They load data from a database, do typical database tasks with excel and upload it back into the database.

PhDs run complex statical computations through an excel interface that passes the request to R.

Instead of an hour Python they execute stupid tasks with excel by hand. Day after day, month after month.

WHY? My colleagues were not dumb but instead of learning SQL and some python they build insane excel tables.

Maybe it's time pressure. But this excel insanity costs much more time in the end.

Comments
  • 4
    Because they don't know
  • 0
    Companies get paid by the hour, excel takes time.

    Money.
  • 1
    I think it’s a familiarity thing. Wherever you go there’s Excel, people know how to use it, how to hack it, how to quickly get data in and data/charts out.

    At my company our entire business model is making Excel tooling for people. The devs/IT guys at our clients always roll their eyes initially, but it’s what users want.
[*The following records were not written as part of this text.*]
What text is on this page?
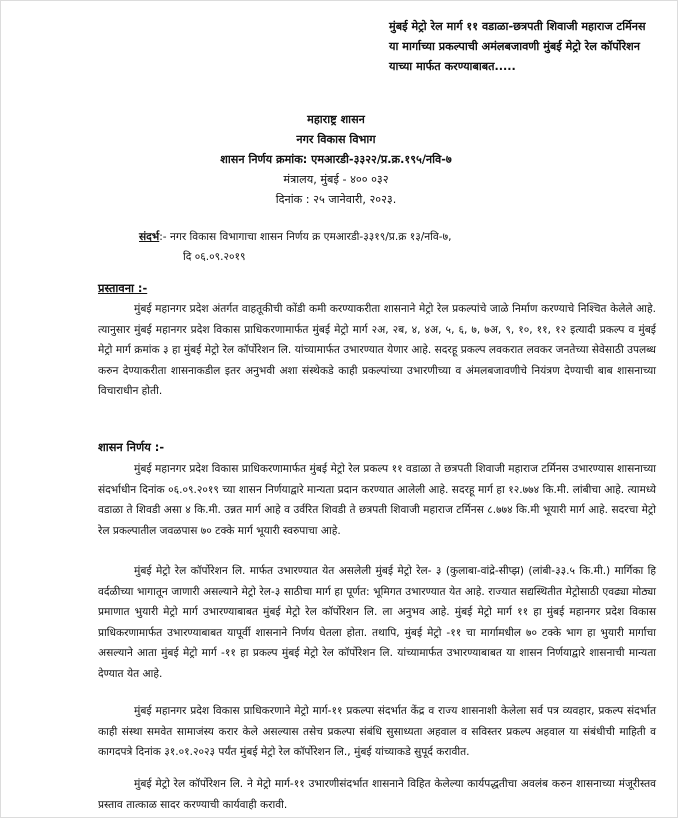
मुंबई मेट्रो रेल मार्ग ११ वडाळा-छत्रपती शिवाजी महाराज टर्मिनस या मार्गाच्या प्रकल्पाची अमंलबजावणी मुंबई मेट्रो रेल कॉर्पोरेशन याच्या मार्फत करण्याबाबत.....
महाराष्ट्र शासन
नगर विकास विभाग
शासन निर्णय क्रमांक: एमआरडी-३३२२/प्र.क्र.१९५/नवि-७
मंत्रालय, मुंबई - ४०० ०३२
दिनांक : २५ जानेवारी, २०२३.
संदर्भ:- नगर विकास विभागाचा शासन निर्णय क्र एमआरडी-३३१९/प्र.क्र १३/नवि-७,
दि ०६.०९.२०१९
प्रस्तावना :-
मुंबई महानगर प्रदेश अंतर्गत वाहतूकीची कोंडी कमी करण्याकरीता शासनाने मेट्रो रेल प्रकल्पांचे जाळे निर्माण करण्याचे निश्चित केलेले आहे. त्यानुसार मुंबई महानगर प्रदेश विकास प्राधिकरणामार्फत मुंबई मेट्रो मार्ग २अ, २ब, ४, ४अ, ५, ६, ७, ७अ, ९, १०, ११, १२ इत्यादी प्रकल्प व मुंबई मेट्रो मार्ग क्रमांक ३ हा मुंबई मेट्रो रेल कॉर्पोरेशन लि. यांच्यामार्फत उभारण्यात येणार आहे. सदरहू प्रकल्प लवकरात लवकर जनतेच्या सेवेसाठी उपलब्ध करुन देण्याकरीता शासनाकडील इतर अनुभवी अशा संस्थेकडे काही प्रकल्पांच्या उभारणीच्या व अंमलबजावणीचे नियंत्रण देण्याची बाब शासनाच्या विचाराधीन होती.
शासन निर्णय :-
मुंबई महानगर प्रदेश विकास प्राधिकरणामार्फत मुंबई मेट्रो रेल प्रकल्प ११ वडाळा ते छत्रपती शिवाजी महाराज टर्मिनस उभारण्यास शासनाच्या संदर्भाधीन दिनांक ०६.०९.२०१९ च्या शासन निर्णयाद्वारे मान्यता प्रदान करण्यात आलेली आहे. सदरहू मार्ग हा १२.७७४ कि.मी. लांबीचा आहे. त्यामध्ये वडाळा ते शिवडी असा ४ कि.मी. उन्नत मार्ग आहे व उर्वरित शिवडी ते छत्रपती शिवाजी महाराज टर्मिनस ८.७७४ कि.मी भूयारी मार्ग आहे. सदरचा मेट्रो रेल प्रकल्पातील जवळपास ७० टक्के मार्ग भूयारी स्वरुपाचा आहे.
मुंबई मेट्रो रेल कॉर्पोरेशन लि. मार्फत उभारण्यात येत असलेली मुंबई मेट्रो रेल- ३ (कुलाबा-वांद्रे-सीप्झ) (लांबी-३३.५ कि.मी.) मार्गिका हि वर्दळीच्या भागातून जाणारी असल्याने मेट्रो रेल-३ साठीचा मार्ग हा पूर्णत: भूमिगत उभारण्यात येत आहे. राज्यात सद्यस्थितीत मेट्रोसाठी एवढ्या मोठ्या प्रमाणात भुयारी मेट्रो मार्ग उभारण्याबाबत मुंबई मेट्रो रेल कॉर्पोरेशन लि. ला अनुभव आहे. मुंबई मेट्रो मार्ग ११ हा मुंबई महानगर प्रदेश विकास प्राधिकरणामार्फत उभारण्याबाबत यापूर्वी शासनाने निर्णय घेतला होता. तथापि, मुंबई मेट्रो -११ चा मार्गामधील ७० टक्के भाग हा भुयारी मार्गाचा असल्याने आता मुंबई मेट्रो मार्ग -११ हा प्रकल्प मुंबई मेट्रो रेल कॉर्पोरेशन लि. यांच्यामार्फत उभारण्याबाबत या शासन निर्णयाद्वारे शासनाची मान्यता देण्यात येत आहे.
मुंबई महानगर प्रदेश विकास प्राधिकरणाने मेट्रो मार्ग-११ प्रकल्पा संदर्भात केंद्र व राज्य शासनाशी केलेला सर्व पत्र व्यवहार, प्रकल्प संदर्भात काही संस्था समवेत सामाजंस्य करार केले असल्यास तसेच प्रकल्पा संबंधि सुसाध्यता अहवाल व सविस्तर प्रकल्प अहवाल या संबंधीची माहिती व कागदपत्रे दिनांक ३१.०१.२०२३ पर्यंत मुंबई मेट्रो रेल कॉर्पोरेशन लि., मुंबई यांच्याकडे सुपूर्द करावीत.
मुंबई मेट्रो रेल कॉर्पोरेशन लि. ने मेट्रो मार्ग-११ उभारणीसंदर्भात शासनाने विहित केलेल्या कार्यपद्धतीचा अवलंब करुन शासनाच्या मंजूरीस्तव प्रस्ताव तात्काळ सादर करण्याची कार्यवाही करावी.
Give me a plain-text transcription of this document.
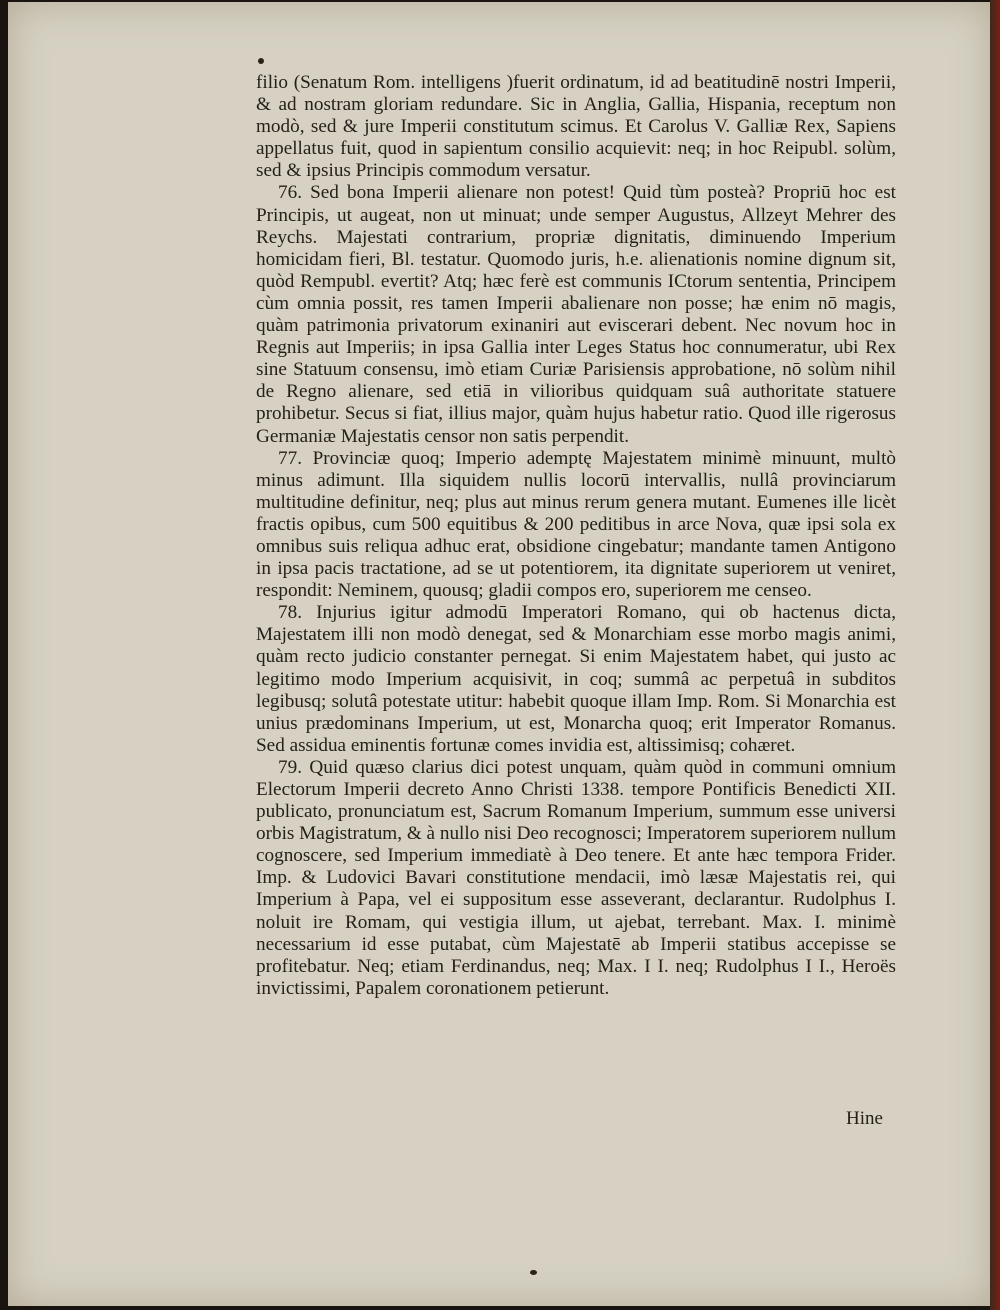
filio (Senatum Rom. intelligens )fuerit ordinatum, id ad beatitudinē nostri Imperii, & ad nostram gloriam redundare. Sic in Anglia, Gallia, Hispania, receptum non modò, sed & jure Imperii constitutum scimus. Et Carolus V. Galliæ Rex, Sapiens appellatus fuit, quod in sapientum consilio acquievit: neq; in hoc Reipubl. solùm, sed & ipsius Principis commodum versatur.

76. Sed bona Imperii alienare non potest! Quid tùm posteà? Propriū hoc est Principis, ut augeat, non ut minuat; unde semper Augustus, Allzeyt Mehrer des Reychs. Majestati contrarium, propriæ dignitatis, diminuendo Imperium homicidam fieri, Bl. testatur. Quomodo juris, h.e. alienationis nomine dignum sit, quòd Rempubl. evertit? Atq; hæc ferè est communis ICtorum sententia, Principem cùm omnia possit, res tamen Imperii abalienare non posse; hæ enim nō magis, quàm patrimonia privatorum exinaniri aut eviscerari debent. Nec novum hoc in Regnis aut Imperiis; in ipsa Gallia inter Leges Status hoc connumeratur, ubi Rex sine Statuum consensu, imò etiam Curiæ Parisiensis approbatione, nō solùm nihil de Regno alienare, sed etiā in vilioribus quidquam suâ authoritate statuere prohibetur. Secus si fiat, illius major, quàm hujus habetur ratio. Quod ille rigerosus Germaniæ Majestatis censor non satis perpendit.

77. Provinciæ quoq; Imperio ademptę Majestatem minimè minuunt, multò minus adimunt. Illa siquidem nullis locorū intervallis, nullâ provinciarum multitudine definitur, neq; plus aut minus rerum genera mutant. Eumenes ille licèt fractis opibus, cum 500 equitibus & 200 peditibus in arce Nova, quæ ipsi sola ex omnibus suis reliqua adhuc erat, obsidione cingebatur; mandante tamen Antigono in ipsa pacis tractatione, ad se ut potentiorem, ita dignitate superiorem ut veniret, respondit: Neminem, quousq; gladii compos ero, superiorem me censeo.

78. Injurius igitur admodū Imperatori Romano, qui ob hactenus dicta, Majestatem illi non modò denegat, sed & Monarchiam esse morbo magis animi, quàm recto judicio constanter pernegat. Si enim Majestatem habet, qui justo ac legitimo modo Imperium acquisivit, in coq; summâ ac perpetuâ in subditos legibusq; solutâ potestate utitur: habebit quoque illam Imp. Rom. Si Monarchia est unius prædominans Imperium, ut est, Monarcha quoq; erit Imperator Romanus. Sed assidua eminentis fortunæ comes invidia est, altissimisq; cohæret.

79. Quid quæso clarius dici potest unquam, quàm quòd in communi omnium Electorum Imperii decreto Anno Christi 1338. tempore Pontificis Benedicti XII. publicato, pronunciatum est, Sacrum Romanum Imperium, summum esse universi orbis Magistratum, & à nullo nisi Deo recognosci; Imperatorem superiorem nullum cognoscere, sed Imperium immediatè à Deo tenere. Et ante hæc tempora Frider. Imp. & Ludovici Bavari constitutione mendacii, imò læsæ Majestatis rei, qui Imperium à Papa, vel ei suppositum esse asseverant, declarantur. Rudolphus I. noluit ire Romam, qui vestigia illum, ut ajebat, terrebant. Max. I. minimè necessarium id esse putabat, cùm Majestatē ab Imperii statibus accepisse se profitebatur. Neq; etiam Ferdinandus, neq; Max. I I. neq; Rudolphus I I., Heroës invictissimi, Papalem coronationem petierunt.

Hine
Personally I don’t think Excel is ever going away, so have chosen to embrace it rather than fight it.
  • 0
    Thank you for your replies.

    I guess the logic behind this is: everyone knows excel and it's to costly to train employees to learn something new.

    My point of view is, that it's very efficient to train your employees in basics of programming and databases, because communication with developers becomes smoother and users can execute simple tasks themselves
  • 1
    Where I work, excel is favored because it's readable, understandable, and can be modified by anybody. My python scripts, on the other hand, can only be debugged/modified by me because nobody else knows python.

    It is funny watching people do repetitive tasks over and over again once you learn some basic programming.